Herschel Island sits in the Beaufort Sea off the very top of the Yukon, the only part of the territory that actually touches the ocean. To the Inuvialuit it is Qikiqtaruk, which simply means “it is an island,” and people have lived and hunted here for centuries. It is not a place you stumble into. Getting there meant a small plane up to the Arctic coast and then a boat across cold, grey water, and I spent most of that crossing wondering what I had talked myself into.
What I’d talked myself into turned out to be one of the strangest and most affecting places I have been. The island is low and treeless, a hump of tundra ringed by gravel spits, and it carries an outsized amount of human history for somewhere so small and so far from everything.
The Ghosts of Pauline Cove
In the 1890s, American whalers discovered that Pauline Cove on the island’s southeast side was a rare safe harbour in the western Arctic, and within a few years it became a wild, improbable boomtown — hundreds of men overwintering, trading, drinking, and dying out here at the edge of the map. The bowhead whales were nearly wiped out, the boom collapsed, and what’s left is a cluster of weathered wooden buildings still standing on the permafrost.

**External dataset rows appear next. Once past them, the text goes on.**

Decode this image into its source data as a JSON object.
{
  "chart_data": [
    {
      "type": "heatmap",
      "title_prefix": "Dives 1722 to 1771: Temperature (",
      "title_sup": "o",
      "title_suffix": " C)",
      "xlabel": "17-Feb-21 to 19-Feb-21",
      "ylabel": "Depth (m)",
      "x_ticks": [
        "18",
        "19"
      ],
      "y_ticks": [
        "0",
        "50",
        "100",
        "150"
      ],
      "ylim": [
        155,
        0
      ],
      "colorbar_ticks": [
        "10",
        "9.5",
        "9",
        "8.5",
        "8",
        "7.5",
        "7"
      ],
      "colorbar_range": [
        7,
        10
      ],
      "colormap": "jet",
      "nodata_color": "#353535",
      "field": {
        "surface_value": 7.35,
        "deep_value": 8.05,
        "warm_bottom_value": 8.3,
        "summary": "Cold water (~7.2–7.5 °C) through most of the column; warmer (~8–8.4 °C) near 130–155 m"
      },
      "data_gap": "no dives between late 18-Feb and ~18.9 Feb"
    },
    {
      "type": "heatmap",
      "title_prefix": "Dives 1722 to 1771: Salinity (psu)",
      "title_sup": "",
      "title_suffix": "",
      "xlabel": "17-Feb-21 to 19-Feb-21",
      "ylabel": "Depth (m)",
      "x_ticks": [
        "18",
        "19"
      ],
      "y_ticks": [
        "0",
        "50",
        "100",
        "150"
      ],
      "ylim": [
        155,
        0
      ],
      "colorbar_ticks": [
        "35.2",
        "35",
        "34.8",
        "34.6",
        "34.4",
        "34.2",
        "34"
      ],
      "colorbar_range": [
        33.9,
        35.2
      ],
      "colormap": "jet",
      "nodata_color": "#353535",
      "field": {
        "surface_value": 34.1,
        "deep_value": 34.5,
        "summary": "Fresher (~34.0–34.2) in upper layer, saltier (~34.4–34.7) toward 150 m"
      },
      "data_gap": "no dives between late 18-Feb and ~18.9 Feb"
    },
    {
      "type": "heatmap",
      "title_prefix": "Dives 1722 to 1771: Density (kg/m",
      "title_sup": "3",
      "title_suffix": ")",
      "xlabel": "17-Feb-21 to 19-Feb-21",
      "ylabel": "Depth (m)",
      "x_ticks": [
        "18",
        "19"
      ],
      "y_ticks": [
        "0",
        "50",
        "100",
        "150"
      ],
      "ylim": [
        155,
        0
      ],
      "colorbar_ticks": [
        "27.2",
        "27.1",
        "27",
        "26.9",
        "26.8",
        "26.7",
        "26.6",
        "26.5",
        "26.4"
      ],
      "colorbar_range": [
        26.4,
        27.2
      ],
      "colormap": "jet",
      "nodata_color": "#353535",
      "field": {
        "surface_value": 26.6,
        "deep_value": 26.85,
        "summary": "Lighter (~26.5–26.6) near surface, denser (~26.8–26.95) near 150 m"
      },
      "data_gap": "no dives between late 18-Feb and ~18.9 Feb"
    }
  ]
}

I walked through the old community house and the mission, floorboards complaining underfoot, and read the names of men buried in the little cemetery — sailors from Hawaii, from San Francisco, from places that could not be more unlike this one. A ranger who works the island in summer told us the permafrost is thawing now and the graves are slowly being disturbed by the ground itself. The whole island, she said, is eroding into the sea a little more each year.
Tundra, Bears, and Birds
Beyond the cove the island is pure western Arctic tundra — a carpet of moss, lichen, and tiny ferocious wildflowers that flatten themselves against the wind. We hiked inland under a sky that simply would not get dark, the summer sun grinding along the horizon at midnight. There are muskoxen on the island, and caribou cross over the sea ice in season, and the rangers carry rifles for the polar bears, which are not a theoretical concern up here.

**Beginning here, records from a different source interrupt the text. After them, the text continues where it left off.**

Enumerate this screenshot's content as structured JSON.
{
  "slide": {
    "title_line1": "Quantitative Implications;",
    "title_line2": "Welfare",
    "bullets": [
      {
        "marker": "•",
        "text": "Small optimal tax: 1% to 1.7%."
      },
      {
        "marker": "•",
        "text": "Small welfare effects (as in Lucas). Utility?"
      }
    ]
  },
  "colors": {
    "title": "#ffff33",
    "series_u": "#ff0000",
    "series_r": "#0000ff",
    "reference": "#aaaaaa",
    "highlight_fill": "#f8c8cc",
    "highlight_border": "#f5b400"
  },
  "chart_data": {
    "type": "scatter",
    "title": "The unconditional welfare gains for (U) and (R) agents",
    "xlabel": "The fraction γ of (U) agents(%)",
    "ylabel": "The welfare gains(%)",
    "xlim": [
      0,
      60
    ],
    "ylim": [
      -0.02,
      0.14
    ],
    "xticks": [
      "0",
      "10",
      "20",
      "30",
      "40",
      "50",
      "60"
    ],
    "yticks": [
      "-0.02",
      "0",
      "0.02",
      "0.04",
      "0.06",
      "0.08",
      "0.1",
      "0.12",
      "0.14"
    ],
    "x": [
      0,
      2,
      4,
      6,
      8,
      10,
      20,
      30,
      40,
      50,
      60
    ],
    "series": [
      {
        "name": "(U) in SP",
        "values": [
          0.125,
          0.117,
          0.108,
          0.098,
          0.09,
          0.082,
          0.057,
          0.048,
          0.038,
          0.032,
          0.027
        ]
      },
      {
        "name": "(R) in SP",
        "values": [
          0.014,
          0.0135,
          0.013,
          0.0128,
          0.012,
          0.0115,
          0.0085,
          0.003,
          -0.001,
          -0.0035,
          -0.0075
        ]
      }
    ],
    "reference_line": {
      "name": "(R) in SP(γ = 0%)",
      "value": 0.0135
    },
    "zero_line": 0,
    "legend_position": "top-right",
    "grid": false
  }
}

Lia spotted a snowy owl on a driftwood log and froze, and we both stood watching it for a long time until it decided we were boring and lifted off without apparent effort. The birdlife here is staggering in the brief summer — this is breeding ground for species that fly in from three continents.
How You Actually Get Here
There is no scheduled service. You reach Herschel by charter flight and boat from Inuvik in the Northwest Territories, usually as part of an organized trip, and you go in the narrow window — roughly July to early September — when the sea ice has cleared enough to land. It is expensive, weather-dependent, and entirely worth it. Bring far more warm clothing than seems plausible for summer; the wind off the pack ice does not care what the calendar says.
When to go: July and August are the only realistic months, when the ice is out, the birds are nesting, and the tundra briefly blooms. Even then, dress for a cold that comes straight off the Arctic Ocean.